I need an XPath which selects all nodes of a specific name which start
with a text node, i.e. I want the expression to select:

<x>
abcdefg
<y>hijklmn</y>
</x>

but NOT

<x>
<y>hijklmn</y>
abcdefg
</x>

I cant' seem to find the correct expression. Can somebody help?

Thanks,

Thomas
 
J

Joe Kesselman

Thomas said:
I need an XPath which selects all nodes of a specific name which start
with a text node

Node with specific name (x) with a first child that is a text node.

x/node()[0][self::text()]
 
J

Joe Kesselman

Thomas said:
I need an XPath which selects all nodes of a specific name which start
with a text node

Node with specific name (x) with a first child that is a text node.

x/node()[1][self::text()]
 
P

Pavel Lepin

Thomas Schmidt said:
I need an XPath which selects all nodes of a specific name
which start with a text node, i.e. I want the expression
to select:
x[child::node()[1][self::text()]]

<x>
abcdefg
<y>hijklmn</y>
</x>

but NOT

<x>
<y>hijklmn</y>
abcdefg
</x>

In both of your examples the first child of the x element is
a text node, though.
 
M

Martin Honnen

Thomas said:
I need an XPath which selects all nodes of a specific name which start
with a text node, i.e. I want the expression to select:

<x>
abcdefg
<y>hijklmn</y>
</x>

but NOT

<x>
<y>hijklmn</y>
abcdefg
</x>

Please note that x has as its first child a text node with white space.
So
//x[node()[1][self::text()]]
holds for both samples.
//x[node()[1][self::text() and normalize-space(.)]]
does hold for the first sample only.
 
J

Joseph Kesselman

Please note that x has as its first child a text node with white space.

Good point.
 
J

Joe Kesselman

Joe said:
Node with specific name (x) with a first child that is a text node.
x/node()[1][self::text()]

Whups. Sloppy; that selects the text node.
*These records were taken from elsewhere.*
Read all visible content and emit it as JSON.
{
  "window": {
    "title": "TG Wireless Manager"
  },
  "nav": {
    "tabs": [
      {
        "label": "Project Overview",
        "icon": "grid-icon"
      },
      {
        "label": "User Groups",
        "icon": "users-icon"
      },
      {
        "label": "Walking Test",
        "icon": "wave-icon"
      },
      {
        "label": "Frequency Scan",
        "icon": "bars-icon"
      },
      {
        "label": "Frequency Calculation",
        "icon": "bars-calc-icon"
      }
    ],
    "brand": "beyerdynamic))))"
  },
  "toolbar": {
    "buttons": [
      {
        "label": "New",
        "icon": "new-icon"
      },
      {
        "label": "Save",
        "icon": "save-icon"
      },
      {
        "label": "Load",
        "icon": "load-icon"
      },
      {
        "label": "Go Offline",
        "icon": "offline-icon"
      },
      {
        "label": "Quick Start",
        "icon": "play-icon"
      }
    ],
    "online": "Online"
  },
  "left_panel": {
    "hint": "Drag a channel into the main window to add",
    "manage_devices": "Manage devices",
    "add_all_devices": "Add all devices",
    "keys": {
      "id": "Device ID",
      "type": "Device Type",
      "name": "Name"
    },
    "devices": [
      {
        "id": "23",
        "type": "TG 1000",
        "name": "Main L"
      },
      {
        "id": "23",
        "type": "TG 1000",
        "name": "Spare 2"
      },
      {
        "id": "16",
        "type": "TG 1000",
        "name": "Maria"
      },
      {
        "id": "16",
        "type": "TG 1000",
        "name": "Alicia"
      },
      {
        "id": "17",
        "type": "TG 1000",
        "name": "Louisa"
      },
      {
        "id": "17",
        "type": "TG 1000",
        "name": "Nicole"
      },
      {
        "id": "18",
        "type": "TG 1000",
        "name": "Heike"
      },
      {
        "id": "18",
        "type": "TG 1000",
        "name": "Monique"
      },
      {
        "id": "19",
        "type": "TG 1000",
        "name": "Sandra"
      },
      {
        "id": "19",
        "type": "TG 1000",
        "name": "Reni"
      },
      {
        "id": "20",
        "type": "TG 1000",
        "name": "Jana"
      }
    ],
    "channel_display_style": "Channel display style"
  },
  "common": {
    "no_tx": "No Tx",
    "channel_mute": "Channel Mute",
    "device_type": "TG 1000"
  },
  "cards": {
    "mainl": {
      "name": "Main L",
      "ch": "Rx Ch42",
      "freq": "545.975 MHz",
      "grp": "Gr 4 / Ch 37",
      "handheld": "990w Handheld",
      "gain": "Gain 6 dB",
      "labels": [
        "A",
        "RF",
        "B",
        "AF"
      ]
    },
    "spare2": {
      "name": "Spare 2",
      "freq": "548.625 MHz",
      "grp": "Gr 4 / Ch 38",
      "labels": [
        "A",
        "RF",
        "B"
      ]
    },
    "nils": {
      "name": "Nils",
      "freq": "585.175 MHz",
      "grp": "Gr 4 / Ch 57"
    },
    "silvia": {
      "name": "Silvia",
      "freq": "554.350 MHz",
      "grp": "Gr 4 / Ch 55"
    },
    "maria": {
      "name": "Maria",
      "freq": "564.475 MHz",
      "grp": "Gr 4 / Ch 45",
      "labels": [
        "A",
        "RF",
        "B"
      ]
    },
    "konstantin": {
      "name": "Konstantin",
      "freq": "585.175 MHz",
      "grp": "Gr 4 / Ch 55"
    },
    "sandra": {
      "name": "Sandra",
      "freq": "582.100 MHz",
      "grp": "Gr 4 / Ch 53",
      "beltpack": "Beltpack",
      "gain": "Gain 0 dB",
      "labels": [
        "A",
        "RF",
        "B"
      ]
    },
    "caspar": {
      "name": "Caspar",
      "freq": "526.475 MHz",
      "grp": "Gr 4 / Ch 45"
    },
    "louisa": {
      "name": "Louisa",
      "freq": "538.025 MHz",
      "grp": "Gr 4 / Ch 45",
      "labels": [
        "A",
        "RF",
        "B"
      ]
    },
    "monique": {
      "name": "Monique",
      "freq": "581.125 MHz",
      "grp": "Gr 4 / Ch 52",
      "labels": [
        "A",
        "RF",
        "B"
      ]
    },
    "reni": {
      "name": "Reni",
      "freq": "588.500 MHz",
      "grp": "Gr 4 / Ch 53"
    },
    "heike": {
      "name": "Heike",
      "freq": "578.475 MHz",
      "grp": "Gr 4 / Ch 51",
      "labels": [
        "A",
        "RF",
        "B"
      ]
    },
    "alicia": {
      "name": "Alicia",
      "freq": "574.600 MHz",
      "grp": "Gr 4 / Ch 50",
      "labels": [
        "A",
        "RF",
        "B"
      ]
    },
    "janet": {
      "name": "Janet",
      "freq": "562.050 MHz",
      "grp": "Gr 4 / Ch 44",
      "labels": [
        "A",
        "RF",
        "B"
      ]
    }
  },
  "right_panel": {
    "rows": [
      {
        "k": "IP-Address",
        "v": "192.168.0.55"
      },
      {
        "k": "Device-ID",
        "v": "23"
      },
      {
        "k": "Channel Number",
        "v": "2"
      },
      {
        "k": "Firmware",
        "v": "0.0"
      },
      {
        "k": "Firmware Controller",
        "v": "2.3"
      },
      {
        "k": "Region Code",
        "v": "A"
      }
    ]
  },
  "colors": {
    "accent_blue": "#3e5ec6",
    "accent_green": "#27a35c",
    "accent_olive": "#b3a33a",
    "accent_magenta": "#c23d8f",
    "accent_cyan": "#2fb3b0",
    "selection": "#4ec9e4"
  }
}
Pavel's solution is correct
for the question posed

x[child::node()[1][self::text()]]

and as Martin pointed out, if you want only non-whitespace textnodes you
can get that using

x[child::node()[1][self::text() and normalize-space(.)]]
 
T

Thomas Schmidt

Please note that x has as its first child a text node with white space.

Yes, I hadn't thought of whitespace... It's working now.